Virginie Jacob, Leiterin der Wohnungsbaugesellschaft, macht in ihrer Rede vier große Herausforderungen aus. Erstens habe es sprachliche Hürden gegeben, insbesondere bei technischen und juristischen Begriffen. Zweitens sei die Arbeitsweise der beiden Länder verschieden, drittens unterschieden sich die Gesetze in Deutschland mit Frankreich und viertens gebe es auch unterschiedliche Normen etwa bei den Türgrößen und bei den Steckdosen. Besonders die »extrem gute Umweltbilanz« hebt Jacob hervor. So hätten die Projektpartner etwa auf dreifach verglaste, schallisolierte Fenster und 15 Prozent erneuerbare Energie gesetzt.

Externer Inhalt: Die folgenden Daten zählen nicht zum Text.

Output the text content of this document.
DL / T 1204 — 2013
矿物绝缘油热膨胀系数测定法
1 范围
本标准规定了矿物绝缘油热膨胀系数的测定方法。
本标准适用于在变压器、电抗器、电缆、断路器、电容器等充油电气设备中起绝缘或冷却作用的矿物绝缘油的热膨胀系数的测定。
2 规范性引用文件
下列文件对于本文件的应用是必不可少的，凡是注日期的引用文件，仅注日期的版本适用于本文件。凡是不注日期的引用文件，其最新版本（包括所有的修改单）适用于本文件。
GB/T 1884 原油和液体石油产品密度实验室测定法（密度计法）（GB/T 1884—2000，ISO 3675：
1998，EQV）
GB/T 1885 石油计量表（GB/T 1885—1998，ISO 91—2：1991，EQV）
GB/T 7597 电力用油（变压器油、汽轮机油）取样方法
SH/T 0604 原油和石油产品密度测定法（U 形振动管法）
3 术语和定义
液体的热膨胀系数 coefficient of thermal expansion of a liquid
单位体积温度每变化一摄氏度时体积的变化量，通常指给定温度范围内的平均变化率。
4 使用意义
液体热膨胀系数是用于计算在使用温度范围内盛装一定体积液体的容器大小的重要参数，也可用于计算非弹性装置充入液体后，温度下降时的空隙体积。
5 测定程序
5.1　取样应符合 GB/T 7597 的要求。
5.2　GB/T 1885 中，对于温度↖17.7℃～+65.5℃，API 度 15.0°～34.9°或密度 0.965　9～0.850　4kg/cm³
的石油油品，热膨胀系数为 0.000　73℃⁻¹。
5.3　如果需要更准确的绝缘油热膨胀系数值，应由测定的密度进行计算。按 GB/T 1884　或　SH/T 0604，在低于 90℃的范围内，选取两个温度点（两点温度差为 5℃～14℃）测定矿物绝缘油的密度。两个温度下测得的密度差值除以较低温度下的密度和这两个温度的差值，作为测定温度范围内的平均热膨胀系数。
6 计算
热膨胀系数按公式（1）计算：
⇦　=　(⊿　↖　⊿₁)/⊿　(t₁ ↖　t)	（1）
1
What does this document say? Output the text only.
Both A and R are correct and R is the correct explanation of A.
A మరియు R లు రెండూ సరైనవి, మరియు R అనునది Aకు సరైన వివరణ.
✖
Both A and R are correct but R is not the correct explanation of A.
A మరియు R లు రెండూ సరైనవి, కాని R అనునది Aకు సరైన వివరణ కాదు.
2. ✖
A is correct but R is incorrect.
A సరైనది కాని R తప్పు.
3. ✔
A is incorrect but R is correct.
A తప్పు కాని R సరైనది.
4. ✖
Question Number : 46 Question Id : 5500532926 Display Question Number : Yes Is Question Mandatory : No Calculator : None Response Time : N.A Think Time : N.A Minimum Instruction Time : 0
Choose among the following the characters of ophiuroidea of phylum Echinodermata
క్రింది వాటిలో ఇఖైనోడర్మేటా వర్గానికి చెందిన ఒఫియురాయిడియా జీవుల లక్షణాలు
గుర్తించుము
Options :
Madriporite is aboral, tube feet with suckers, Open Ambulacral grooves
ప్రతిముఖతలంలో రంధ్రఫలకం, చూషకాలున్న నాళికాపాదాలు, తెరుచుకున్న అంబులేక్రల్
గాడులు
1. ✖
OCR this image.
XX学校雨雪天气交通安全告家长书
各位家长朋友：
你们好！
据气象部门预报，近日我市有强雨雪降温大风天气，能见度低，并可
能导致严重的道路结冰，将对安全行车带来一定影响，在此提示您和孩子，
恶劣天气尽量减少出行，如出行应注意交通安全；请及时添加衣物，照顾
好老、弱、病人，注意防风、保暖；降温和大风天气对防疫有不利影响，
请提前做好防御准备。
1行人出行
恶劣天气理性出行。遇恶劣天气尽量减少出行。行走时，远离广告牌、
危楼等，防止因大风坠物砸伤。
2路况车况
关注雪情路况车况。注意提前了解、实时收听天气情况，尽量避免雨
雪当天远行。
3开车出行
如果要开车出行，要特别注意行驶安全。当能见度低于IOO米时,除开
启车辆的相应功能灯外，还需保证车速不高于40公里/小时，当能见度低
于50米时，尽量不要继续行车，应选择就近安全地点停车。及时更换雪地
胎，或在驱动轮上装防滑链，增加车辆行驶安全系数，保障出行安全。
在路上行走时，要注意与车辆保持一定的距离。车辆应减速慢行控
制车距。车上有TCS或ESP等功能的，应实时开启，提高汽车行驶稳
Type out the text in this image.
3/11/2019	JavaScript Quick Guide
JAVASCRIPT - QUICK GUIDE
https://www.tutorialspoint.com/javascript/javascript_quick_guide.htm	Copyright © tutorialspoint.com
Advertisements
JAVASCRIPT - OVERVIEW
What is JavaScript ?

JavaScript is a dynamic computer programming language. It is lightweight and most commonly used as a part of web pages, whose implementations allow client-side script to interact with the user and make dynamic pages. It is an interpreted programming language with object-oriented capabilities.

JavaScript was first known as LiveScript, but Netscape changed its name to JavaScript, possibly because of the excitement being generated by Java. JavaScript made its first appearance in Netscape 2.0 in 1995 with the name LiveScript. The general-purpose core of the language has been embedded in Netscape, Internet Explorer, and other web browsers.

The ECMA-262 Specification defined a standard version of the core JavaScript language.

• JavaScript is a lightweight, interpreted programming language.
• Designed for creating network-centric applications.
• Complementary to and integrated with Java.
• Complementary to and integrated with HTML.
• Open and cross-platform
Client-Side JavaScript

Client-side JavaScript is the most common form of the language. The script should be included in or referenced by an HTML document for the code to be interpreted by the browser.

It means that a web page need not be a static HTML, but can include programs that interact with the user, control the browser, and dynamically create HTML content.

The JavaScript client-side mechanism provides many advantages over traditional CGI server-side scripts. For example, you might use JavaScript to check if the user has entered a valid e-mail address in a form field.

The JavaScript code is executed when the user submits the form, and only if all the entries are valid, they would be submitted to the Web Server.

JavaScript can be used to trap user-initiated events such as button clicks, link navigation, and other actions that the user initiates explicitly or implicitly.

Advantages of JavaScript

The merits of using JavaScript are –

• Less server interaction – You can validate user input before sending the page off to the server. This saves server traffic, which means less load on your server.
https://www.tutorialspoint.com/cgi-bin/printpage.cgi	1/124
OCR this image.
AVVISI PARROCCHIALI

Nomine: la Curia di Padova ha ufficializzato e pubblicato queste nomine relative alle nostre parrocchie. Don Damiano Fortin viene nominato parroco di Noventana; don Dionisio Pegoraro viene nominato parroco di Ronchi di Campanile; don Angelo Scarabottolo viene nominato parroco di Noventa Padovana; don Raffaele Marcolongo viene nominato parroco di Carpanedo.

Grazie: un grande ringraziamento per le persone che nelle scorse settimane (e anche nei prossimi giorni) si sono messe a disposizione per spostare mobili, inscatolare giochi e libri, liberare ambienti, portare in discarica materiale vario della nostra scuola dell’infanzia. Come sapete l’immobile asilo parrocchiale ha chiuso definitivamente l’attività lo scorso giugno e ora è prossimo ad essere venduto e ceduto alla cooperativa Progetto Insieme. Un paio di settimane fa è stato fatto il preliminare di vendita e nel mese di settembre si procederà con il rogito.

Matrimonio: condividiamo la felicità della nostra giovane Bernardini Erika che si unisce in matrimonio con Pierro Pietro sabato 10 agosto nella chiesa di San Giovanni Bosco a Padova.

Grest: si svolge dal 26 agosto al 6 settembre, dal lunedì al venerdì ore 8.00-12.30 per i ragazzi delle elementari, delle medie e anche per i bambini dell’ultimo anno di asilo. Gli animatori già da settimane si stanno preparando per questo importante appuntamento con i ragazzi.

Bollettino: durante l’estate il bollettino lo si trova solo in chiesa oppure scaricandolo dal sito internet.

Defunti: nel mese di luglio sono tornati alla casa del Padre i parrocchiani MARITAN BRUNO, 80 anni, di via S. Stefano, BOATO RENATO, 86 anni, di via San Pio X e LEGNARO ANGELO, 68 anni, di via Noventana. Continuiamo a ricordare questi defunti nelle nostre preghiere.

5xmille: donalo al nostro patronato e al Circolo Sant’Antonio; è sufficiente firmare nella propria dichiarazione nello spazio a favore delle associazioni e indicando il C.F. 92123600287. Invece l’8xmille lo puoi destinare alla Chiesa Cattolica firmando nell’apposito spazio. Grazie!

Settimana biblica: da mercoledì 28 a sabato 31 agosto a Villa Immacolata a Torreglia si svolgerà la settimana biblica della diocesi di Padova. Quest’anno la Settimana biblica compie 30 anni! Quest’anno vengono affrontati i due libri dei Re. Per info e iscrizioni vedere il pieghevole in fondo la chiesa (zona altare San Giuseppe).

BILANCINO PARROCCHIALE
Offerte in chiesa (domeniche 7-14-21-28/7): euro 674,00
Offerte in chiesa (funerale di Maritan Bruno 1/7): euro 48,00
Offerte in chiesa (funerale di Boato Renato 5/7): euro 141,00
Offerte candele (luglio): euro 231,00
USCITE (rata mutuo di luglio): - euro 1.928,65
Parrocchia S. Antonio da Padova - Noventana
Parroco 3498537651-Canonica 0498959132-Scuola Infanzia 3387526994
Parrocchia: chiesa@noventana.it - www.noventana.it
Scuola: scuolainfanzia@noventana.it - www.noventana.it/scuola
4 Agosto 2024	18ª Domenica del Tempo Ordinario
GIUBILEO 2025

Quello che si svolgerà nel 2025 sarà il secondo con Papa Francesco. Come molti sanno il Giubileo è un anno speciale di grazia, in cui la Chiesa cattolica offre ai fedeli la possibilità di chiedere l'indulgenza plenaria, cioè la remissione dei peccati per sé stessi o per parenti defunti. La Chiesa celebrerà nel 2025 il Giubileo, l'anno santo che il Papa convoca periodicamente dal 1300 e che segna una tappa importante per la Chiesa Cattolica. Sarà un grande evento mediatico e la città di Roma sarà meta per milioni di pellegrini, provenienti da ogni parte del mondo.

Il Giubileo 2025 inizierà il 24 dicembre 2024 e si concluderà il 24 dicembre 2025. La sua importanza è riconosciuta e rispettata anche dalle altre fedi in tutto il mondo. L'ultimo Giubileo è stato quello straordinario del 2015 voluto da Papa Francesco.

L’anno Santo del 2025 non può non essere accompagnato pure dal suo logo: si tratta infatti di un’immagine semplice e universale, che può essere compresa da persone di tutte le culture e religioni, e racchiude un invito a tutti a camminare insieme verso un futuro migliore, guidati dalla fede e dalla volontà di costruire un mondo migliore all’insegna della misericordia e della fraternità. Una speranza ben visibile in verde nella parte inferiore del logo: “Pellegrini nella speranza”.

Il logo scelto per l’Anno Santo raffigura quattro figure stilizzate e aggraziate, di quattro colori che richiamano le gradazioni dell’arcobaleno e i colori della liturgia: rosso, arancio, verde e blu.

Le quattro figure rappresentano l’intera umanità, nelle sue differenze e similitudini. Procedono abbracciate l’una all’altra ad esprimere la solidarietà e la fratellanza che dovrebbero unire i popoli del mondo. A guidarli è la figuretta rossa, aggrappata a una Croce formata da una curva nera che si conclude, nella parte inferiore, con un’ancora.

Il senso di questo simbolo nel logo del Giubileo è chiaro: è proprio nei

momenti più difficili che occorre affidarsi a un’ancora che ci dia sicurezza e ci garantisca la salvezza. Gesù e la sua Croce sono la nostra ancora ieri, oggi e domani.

Auch bei der Finanzierung des zweieinhalb Millionen Euro teuren Bauvorhabens wählten die Beteiligten einen ungewöhnlichen Weg: Zu 14 Prozent Eigentmitteln der nunmehr gemeinsamen Gesellschaft kommen Kredite der deutschen und französischen Sparkasse. Die 48 Mietwohnungen des Hauses haben jeweils eine Größe zwischen 40 und 118 Quadratmetern. 47 Wohnungen sind bereits vergeben – an 12 französische, 20 deutsche und 15 deutsch-französische Haushalte. Auch die letzte verbliebene Wohnung hat bereits einen Mieter. Außerdem haben sich im Gebäude im Erdgeschoss die Allgemeine Verbraucherschlichtungsstelle des Zentrums für Schlichtung ebenso eingerichet wie zwei Geschäfte und die Sparkasse mit einer neuen Filiale.
Kehls Oberbürgermeister Toni Vetrano betont, die »Villa Europa« trage ihren Titel zu Recht, schließlich sei sie an der Schnittstelle zwischen zwei Ländern entstanden. Mit der Tram »direkt vor der Haustür« könnten die Bewohner schnell nach Straßburg gelangen. In der Villa sollten sich künftig die beiden Kulturen mischen und so einen »Beitrag zum Abbau der Grenzen in den Köpfen« leisten. Auch sei die »Villa Europa« sicher nicht das letzte gemeinsame Bauprojekt. Die beiden Städte hätten schon einen Termin vereinbart, um über weitere Vorhaben zu sprechen, so Vetrano.
Großes Manko
Am Rande der Eröffnung ist allerdings auch eine deutliche Schwachstelle des Projektes zutage gekommen. »In dem Haus wohnen vor allem Menschen, die gut verdienen«, erzählt eine Vertreterin der Kehler Agentur City Immobilien Maio unumwunden während einer der Führungen. Für die »Spitzenklasse«-Wohnungen habe die Firma »mehr als fünfmal so viele Bewerber« gehabt. Insbesondere hätten sich viele geringverdienende Kehler beworben, sodass sich der Eindruck aufgedrängt habe, dass es in Kehl an Sozialwohnungen mangele. Bei der »strengen Auswahl« für die »Villa Europa« hätten sich die Mitarbeiter der Agentur dann aber für Menschen entschieden, die »ohne staatliche Unterstützung« auskommen.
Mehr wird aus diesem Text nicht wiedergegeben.